Molins has reported a net profit of EUR141m (US$164m) for the first nine months of 2025, equivalent to earnings per share of EUR2.13 — an eight per cent decrease from the same period last year, mainly due to the depreciation of the Mexican and Argentinean currencies. On a LfL basis, however, net profit rose by three per cent YoY.

Revenues reached EUR1004m, down two per cent, though up seven per cent at constant currencies, supported by price adjustments amid slowing demand. EBITDA stood at EUR263m, four per cent lower, but up six per cent at constant currencies, maintaining a stable margin of 26.2 per cent.

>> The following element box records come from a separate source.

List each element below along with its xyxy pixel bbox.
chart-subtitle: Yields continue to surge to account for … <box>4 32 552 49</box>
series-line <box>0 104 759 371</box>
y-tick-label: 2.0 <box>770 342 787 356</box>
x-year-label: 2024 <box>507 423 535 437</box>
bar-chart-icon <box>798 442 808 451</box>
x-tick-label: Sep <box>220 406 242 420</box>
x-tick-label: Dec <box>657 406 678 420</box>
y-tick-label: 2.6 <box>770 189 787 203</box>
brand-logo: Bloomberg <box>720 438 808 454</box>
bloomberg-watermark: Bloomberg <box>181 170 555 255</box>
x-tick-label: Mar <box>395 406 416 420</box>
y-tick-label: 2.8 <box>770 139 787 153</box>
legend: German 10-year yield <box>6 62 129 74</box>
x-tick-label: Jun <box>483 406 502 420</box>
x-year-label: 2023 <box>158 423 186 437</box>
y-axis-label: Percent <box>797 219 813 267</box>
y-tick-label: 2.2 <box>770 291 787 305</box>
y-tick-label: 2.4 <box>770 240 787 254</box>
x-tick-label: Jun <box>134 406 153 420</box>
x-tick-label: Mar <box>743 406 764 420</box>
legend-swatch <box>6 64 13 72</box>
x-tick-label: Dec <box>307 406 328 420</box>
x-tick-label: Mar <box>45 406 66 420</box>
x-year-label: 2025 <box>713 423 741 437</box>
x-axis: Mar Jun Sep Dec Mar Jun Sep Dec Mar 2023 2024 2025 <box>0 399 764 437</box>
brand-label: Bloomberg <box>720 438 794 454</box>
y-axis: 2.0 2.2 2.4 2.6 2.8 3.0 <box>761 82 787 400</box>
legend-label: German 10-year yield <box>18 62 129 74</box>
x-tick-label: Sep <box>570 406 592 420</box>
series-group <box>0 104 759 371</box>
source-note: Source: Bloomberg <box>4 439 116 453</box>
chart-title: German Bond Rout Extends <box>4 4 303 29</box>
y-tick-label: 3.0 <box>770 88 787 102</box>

Net financial debt fell further, leaving a net cash balance of EUR96m, strengthening Molins’ capacity to fund growth and its 2030 Sustainability Roadmap. The company reduced its clinker factor to 67.7 per cent, surpassing its 2030 target, reflecting progress in its decarbonisation strategy.

In August, Molins and TITAN completed the joint acquisition of Baupartner, a leading precast concrete company in Southeast Europe, expanding Molins’ footprint in Bosnia and Herzegovina, Croatia, and Serbia.

CEO Marcos Cela said the results demonstrate Molins’ resilience amid economic challenges, highlighting its solid financial position and commitment to sustainable, long-term growth.